Training in mindfulness meditation helps. In it we practice moment-to-moment non-judgmental awareness. We begin by relaxing into our body, into full contact with our whole body. That gives us an anchor in the present, an anchor that keeps us from drifting off with the sensory flow. Then we open our sensory doors to whatever is present in this moment. And we do that without passing judgement on anything our senses bring us, without grabbing or grasping an object, without pushing away, running from, ruminating about, or otherwise engaging with an object of our senses, and without mistaking any object of our awareness, such as our body or the thought “I,” for who we truly are. We let the sensory river flow unimpeded, while we abide here and at ease. When we notice that we have gotten lost in the sensory flow, we just return to our body and start again. When we can just be present, and remain in simple, immediate contact with the flow of our senses, then we are living in flow.

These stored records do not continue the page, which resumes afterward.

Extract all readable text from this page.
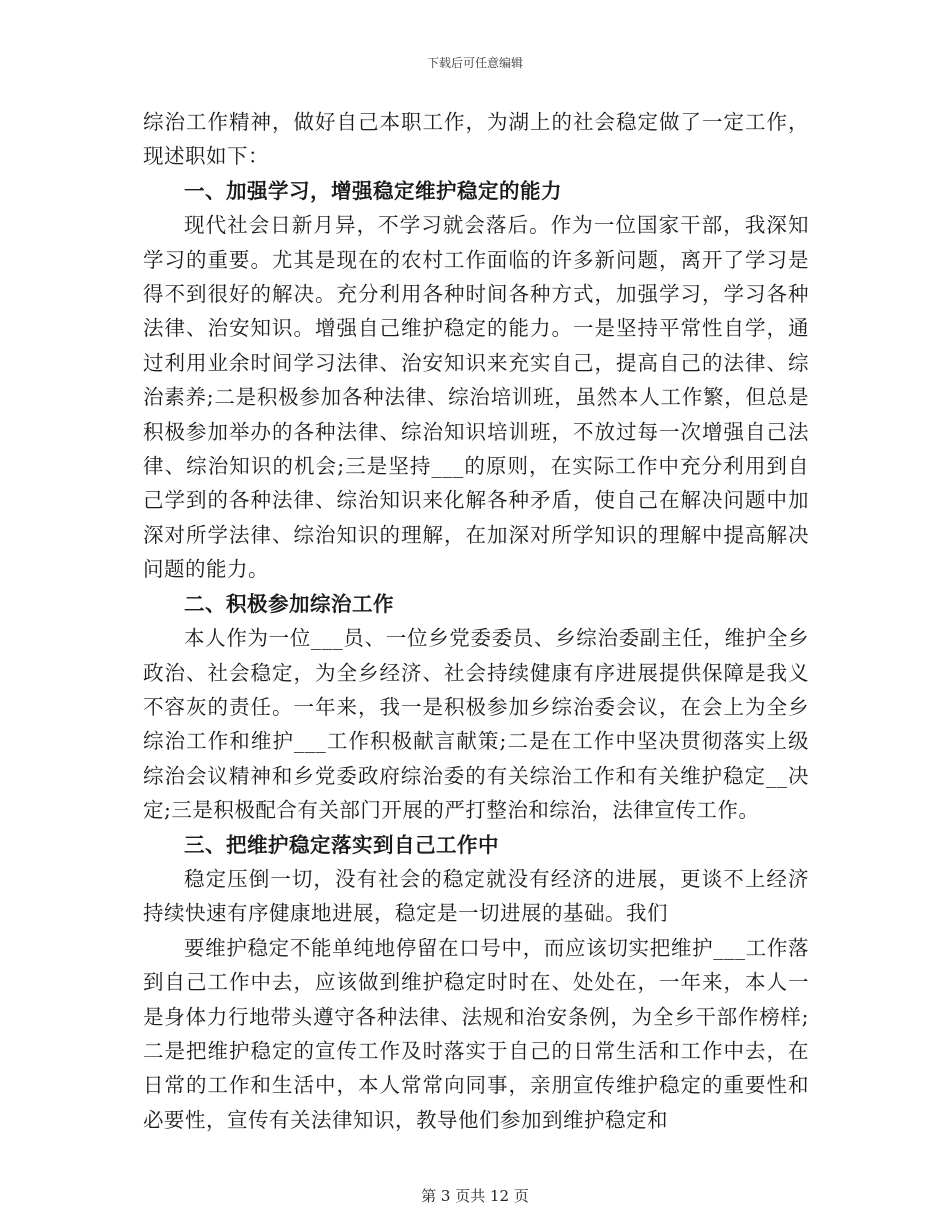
下载后可任意编辑

综治工作精神，做好自己本职工作，为湖上的社会稳定做了一定工作，现述职如下：

一、加强学习，增强稳定维护稳定的能力

现代社会日新月异，不学习就会落后。作为一位国家干部，我深知学习的重要。尤其是现在的农村工作面临的许多新问题，离开了学习是得不到很好的解决。充分利用各种时间各种方式，加强学习，学习各种法律、治安知识。增强自己维护稳定的能力。一是坚持平常性自学，通过利用业余时间学习法律、治安知识来充实自己，提高自己的法律、综治素养;二是积极参加各种法律、综治培训班，虽然本人工作繁，但总是积极参加举办的各种法律、综治知识培训班，不放过每一次增强自己法律、综治知识的机会;三是坚持___的原则，在实际工作中充分利用到自己学到的各种法律、综治知识来化解各种矛盾，使自己在解决问题中加深对所学法律、综治知识的理解，在加深对所学知识的理解中提高解决问题的能力。

二、积极参加综治工作

本人作为一位___员、一位乡党委委员、乡综治委副主任，维护全乡政治、社会稳定，为全乡经济、社会持续健康有序进展提供保障是我义不容灰的责任。一年来，我一是积极参加乡综治委会议，在会上为全乡综治工作和维护___工作积极献言献策;二是在工作中坚决贯彻落实上级综治会议精神和乡党委政府综治委的有关综治工作和有关维护稳定__决定;三是积极配合有关部门开展的严打整治和综治，法律宣传工作。

三、把维护稳定落实到自己工作中

稳定压倒一切，没有社会的稳定就没有经济的进展，更谈不上经济持续快速有序健康地进展，稳定是一切进展的基础。我们

要维护稳定不能单纯地停留在口号中，而应该切实把维护___工作落到自己工作中去，应该做到维护稳定时时在、处处在，一年来，本人一是身体力行地带头遵守各种法律、法规和治安条例，为全乡干部作榜样;二是把维护稳定的宣传工作及时落实于自己的日常生活和工作中去，在日常的工作和生活中，本人常常向同事，亲朋宣传维护稳定的重要性和必要性，宣传有关法律知识，教导他们参加到维护稳定和

第 3 页共 12 页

Paradoxically, to live in flow, we need to break our identification with the flow of inner and outer events. When our controlling ego goes at least temporarily quiescent, we can let everything in our sensory field just flow in its own time, while we flow in the timeless. Just as a river cannot be a river without its banks, we enter wholeness in flow, wholeness that includes both the sensory and cognitive levels of our mind, both time and the timeless. Mindfulness meditation enables us to enter the cognitive stillness at the base of our mind, eventually opening a wide field for awareness and being, in the midst of life. The non-judgmental awareness we develop in meditation opens out into that cognitive stillness. These two levels, the inner stillness and the simultaneous contact with our senses, together make our life more vivid.

For this week, please practice opening your awareness to the whole stream of sensory perceptions, inner and outer. Practice staying in the present and open, in the ease of letting time and sensory impressions flow on.